May 24, 2015
Duluth News Tribune
Denfeld graduating senior already has history of helping women
By Michael Creger
Nalani Harris, a senior at Denfeld High School, was recently honored with the Steve Rolland Youth Peacemaker Award by Duluth's Men As Peacemakers at its annual awards dinner. Awards and scholarships go to three individuals or groups each year who are nominated as "peacemakers" who "exemplified the work of building peace and promoting nonviolence" in the community.
Harris plans to use her scholarship money for continuing her education at St. Cloud State University.
We asked Harris Five Questions about her work and the award.
Denfeld integration specialist Aaron Gelineau introduced you at the ceremony earlier this month. Do you remember the first time you met him and the interaction you had?
I was about 9 years old, just moved to Duluth.
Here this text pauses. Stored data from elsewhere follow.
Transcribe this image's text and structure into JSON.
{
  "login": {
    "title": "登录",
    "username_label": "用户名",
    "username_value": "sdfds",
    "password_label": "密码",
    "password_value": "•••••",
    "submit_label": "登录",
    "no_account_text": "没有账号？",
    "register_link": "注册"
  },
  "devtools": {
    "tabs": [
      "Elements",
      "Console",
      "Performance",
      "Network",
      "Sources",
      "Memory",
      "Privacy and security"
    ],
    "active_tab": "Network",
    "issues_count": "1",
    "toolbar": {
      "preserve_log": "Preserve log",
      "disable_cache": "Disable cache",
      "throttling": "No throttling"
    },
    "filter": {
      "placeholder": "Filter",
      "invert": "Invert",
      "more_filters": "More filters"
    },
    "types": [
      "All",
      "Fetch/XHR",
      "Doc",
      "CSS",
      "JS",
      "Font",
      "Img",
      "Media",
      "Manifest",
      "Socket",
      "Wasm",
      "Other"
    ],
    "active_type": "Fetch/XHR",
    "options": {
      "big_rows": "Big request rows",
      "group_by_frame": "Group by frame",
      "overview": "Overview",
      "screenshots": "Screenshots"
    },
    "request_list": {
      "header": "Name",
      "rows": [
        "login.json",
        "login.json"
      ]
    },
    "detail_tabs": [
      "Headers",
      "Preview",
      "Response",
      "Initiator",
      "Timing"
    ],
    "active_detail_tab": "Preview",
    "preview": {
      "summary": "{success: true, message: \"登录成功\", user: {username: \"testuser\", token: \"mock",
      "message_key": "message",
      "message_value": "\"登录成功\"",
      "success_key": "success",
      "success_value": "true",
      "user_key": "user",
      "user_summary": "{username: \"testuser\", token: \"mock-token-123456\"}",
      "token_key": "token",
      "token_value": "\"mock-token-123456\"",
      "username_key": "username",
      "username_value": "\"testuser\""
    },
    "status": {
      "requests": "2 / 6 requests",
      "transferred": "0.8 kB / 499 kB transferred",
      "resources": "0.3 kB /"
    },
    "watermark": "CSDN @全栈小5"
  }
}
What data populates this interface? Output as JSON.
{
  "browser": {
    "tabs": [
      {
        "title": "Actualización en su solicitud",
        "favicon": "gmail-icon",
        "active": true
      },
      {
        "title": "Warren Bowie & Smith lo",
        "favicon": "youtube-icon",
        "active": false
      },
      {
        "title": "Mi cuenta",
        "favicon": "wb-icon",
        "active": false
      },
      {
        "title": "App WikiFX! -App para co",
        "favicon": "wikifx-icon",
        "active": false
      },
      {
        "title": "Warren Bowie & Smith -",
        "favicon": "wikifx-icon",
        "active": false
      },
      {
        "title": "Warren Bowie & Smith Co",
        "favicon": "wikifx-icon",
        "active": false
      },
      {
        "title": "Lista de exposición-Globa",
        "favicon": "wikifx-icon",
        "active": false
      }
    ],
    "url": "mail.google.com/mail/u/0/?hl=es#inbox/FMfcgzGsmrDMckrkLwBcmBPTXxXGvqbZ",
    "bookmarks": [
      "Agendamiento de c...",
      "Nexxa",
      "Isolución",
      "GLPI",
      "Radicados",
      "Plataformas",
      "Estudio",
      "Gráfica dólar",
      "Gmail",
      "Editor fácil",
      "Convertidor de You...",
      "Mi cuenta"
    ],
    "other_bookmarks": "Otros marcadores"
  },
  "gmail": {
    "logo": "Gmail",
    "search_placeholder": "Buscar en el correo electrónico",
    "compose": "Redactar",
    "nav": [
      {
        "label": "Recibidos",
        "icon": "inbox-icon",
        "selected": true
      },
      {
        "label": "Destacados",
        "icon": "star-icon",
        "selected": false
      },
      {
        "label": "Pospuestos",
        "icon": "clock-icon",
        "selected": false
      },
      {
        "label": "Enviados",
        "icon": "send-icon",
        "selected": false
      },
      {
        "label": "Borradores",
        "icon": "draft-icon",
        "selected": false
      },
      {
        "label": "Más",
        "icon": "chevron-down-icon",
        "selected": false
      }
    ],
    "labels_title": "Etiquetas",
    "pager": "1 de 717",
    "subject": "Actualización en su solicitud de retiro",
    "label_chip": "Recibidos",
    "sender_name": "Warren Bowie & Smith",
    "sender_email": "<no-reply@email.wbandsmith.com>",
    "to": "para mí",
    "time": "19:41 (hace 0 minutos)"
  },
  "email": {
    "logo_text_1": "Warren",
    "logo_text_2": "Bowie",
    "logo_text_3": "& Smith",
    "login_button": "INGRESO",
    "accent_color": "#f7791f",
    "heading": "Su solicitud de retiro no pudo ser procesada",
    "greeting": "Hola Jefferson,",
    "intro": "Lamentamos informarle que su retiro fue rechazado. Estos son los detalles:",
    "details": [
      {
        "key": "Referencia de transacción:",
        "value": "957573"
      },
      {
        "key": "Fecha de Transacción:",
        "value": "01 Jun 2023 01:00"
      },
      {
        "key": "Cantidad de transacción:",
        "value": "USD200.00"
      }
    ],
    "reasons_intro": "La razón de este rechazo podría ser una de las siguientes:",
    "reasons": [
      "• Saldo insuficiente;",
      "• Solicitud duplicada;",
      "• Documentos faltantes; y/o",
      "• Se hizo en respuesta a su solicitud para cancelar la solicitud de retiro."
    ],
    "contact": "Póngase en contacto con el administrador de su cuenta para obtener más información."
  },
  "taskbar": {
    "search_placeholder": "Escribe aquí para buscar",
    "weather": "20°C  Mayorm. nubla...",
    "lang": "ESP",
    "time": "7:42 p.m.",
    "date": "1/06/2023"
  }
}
A neighbor around my age brought me to the Washington Community Center to get to know people before my first day of school. I walked in the building and saw dozens of kids my age running around, playing games, really enjoying themselves.
I've never been one for big crowds, especially when they're made up of immature children that still believed in cooties. You could say I've had an old soul for the majority of my life, which drew me to the biggest adult in the establishment - Aaron. I'll admit I was intimidated until he had given me a bear hug after noticing my obvious discomfort. I don't think that I ever imagined that he'd become one of the few adults that supported me - wanted me to succeed both academically and socially - without blood relation.
I think finding someone that genuine is hard, so I'm lucky he found me amongst all the other kids. Then again, he is tall enough to see well beyond me, hah.
What inspires you to get involved in peer activities?
I focus on healthy relationship topics and sex trafficking awareness and women's studies simply because it hits home. One, I'm a woman. And two, unhealthy relationships and sexual abuse happen in a few different communities, including high schools. So my involvement in educating my peers about said topics (and more), boils down to how close it hits home for me and how much I want my peers to be aware. There needs to be more male involvement in "feminist" type movements.
Can you tell us a little about the "Girls Group" at Men As Peacemakers?
Girls Group is a group of girls that have been recommended by a member of the community, whether it be a teacher, a mentor or someone else - a girl demonstrating a need of some sort. I was seen as one due to my truancy issues in middle school. Due to my absences, they assumed I wouldn't be on track to graduate.
Once I got to the group room, I saw a variety of girls I never assumed I could feel comfortable talking to. But the atmosphere changed as soon as the situation was explained. In essence, "these girls who you can't stand to look at in the hallway will become your friends. These girls that you assume would spread the nastiest rumors will hold onto your secrets like they were their own. These girls you never saw similarities in will feel what you do. They'll understand you."
That's kind of how I'd imagine introducing a new group to it because I do not remember what they said to me when I was 13.
We learn about safe sex and birth control because clearly, high school students need that burned into their heads. If not boys, the girls need to be prepared. We learn about financial stability, how to manage credit, buy smart, etc. How to maintain good grades and a social life.
We learn about raising up our fellow woman, to take pride in who we are, to be proud of the label "feminist." Because there is a stigma around that word, one that makes some individuals shy away rather than set it straight.
We learn about life, the light and the dark - true happiness and depression.
With each session, I'd say we learn one of a combination of these lessons. Girls Group, it brings us individuals together. We never thought we'd get along with our middle school enemies or that we'd know how to spot victims of sex trafficking. We never knew that somehow, this group, would be more than snacks and a ticket out of the worst class we had. I can vouch for my group (seniors) and say it's like a sisterhood. As corny as it sounds, it's true.
Has there been a specific moment that you remember where you changed a person's life or outlook?
Not necessarily a specific moment because it happens quite often, really. I believe things as simple as genuine conversation and connection with someone is quite enough to change one's outlook. Everyone has a voice to be heard and to have a conversation where both parties can express themselves and you find a common ground of sorts, it can change things.
Stimulate your mind, broaden your horizon - where you can see from another person's point of view, yet feel your opinion is respected. In some cases, you find you can relate to people you'd never dream to.
You are having a dinner party and can invite any three people you want - alive or dead, famous or not. Who would they be and why?
J.K. Rowling, Kendrick Lamar and my mother, Roshone Williams. I believe these three have something in common: Perseverance. They have the ability to go on no matter the circumstances thrown at them. It's admirable. This may sound odd, but that alone makes me believe being in their company is of use to me. To converse and learn. They're reminders of perseverance and skill and I admire the will within them.